Baby Formula Study a Marketing Cover, Researchers Say
Adding omega-3 fatty acid, DHA to infant formula may be beneficial according to a new study, but breastfeeding experts say they will still recommend a more natural and healthier source of DHA: breast milk.
The study indicates that babies getting a formula supplemented with DHA performed better on a cognitive test than infants who were given formula without it. DHA occurs naturally in breast milk.
Doctors show concern over marketing a replacement for breast milk they say the evidence may support formula containing a DHA supplement over formula without one.
One of the pediatrician noted that few mothers are convinced that the new formula with the supplement is actually superior to breast milk.
“It is clear that the food industry fascination with nutraceuticals (strategically fortified food products) is now spreading into infant formula,” said Barbara Moore, president and CEO of Shape Up America!, in an e-mail to ABCNews. com.
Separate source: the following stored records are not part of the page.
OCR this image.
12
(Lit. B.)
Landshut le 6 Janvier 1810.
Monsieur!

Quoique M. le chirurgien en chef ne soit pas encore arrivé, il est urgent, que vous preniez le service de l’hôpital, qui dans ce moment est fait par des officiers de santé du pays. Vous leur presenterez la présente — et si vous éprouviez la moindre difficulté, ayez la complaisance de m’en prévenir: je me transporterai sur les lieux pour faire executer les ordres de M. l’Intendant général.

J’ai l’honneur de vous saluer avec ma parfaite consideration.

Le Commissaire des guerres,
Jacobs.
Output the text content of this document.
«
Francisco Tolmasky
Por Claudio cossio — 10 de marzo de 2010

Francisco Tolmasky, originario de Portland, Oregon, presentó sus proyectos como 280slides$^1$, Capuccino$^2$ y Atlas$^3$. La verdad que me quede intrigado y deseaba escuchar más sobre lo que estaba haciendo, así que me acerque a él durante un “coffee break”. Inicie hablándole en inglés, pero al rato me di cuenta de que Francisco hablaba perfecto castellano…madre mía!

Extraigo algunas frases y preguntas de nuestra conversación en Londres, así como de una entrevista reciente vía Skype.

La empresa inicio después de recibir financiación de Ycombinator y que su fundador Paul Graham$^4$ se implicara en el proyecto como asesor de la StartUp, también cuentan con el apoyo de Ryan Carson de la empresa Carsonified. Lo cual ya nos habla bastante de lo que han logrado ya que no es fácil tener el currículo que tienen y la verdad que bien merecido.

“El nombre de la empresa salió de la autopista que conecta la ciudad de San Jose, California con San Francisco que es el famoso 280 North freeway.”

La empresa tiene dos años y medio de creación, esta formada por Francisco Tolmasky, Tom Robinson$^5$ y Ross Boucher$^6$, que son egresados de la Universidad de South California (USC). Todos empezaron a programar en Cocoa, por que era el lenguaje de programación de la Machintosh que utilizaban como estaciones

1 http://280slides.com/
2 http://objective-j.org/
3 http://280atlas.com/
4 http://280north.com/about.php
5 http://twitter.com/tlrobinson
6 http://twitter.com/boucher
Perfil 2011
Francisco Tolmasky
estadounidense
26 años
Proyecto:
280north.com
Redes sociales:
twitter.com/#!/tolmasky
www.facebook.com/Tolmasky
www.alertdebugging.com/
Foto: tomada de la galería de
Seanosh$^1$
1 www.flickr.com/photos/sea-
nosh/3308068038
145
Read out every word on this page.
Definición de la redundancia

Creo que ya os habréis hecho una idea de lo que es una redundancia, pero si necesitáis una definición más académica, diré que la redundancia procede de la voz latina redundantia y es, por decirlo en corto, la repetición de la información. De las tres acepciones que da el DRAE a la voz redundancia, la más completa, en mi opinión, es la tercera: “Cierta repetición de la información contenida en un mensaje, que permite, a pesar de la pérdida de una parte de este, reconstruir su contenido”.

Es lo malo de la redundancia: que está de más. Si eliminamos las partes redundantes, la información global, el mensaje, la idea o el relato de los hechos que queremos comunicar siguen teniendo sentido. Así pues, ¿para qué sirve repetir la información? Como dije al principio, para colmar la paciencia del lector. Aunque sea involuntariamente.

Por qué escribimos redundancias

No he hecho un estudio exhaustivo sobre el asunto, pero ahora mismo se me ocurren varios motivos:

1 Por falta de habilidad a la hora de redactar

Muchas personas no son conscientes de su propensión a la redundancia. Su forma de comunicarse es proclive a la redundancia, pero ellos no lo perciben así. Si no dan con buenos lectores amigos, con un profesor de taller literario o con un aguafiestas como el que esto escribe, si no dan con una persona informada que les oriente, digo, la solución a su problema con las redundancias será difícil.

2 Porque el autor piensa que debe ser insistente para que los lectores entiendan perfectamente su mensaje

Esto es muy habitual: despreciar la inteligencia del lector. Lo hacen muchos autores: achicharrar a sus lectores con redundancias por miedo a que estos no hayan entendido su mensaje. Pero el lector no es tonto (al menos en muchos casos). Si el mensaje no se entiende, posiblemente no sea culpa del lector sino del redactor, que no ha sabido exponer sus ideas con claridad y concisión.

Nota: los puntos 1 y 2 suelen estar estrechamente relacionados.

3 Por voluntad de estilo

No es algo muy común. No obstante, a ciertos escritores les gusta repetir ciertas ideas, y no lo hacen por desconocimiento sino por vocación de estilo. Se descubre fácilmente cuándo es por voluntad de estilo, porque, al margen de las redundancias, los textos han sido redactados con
Infants who display superior performance on the means-end problem solving task tend to have a higher IQ level and it’s possible that the beneficial effects of DHA go on beyond infancy.
There have been sharp criticism against the launch of any product that may be a supplement for breast feeding. Dr. Ruth Lawrence, a neonatologist at the University of Rochester Medical Center and the American Academy of Pediatrics pokeswoman on breast-feeding, said that DHA may contribute to better formula, but that won’t replace breast milk.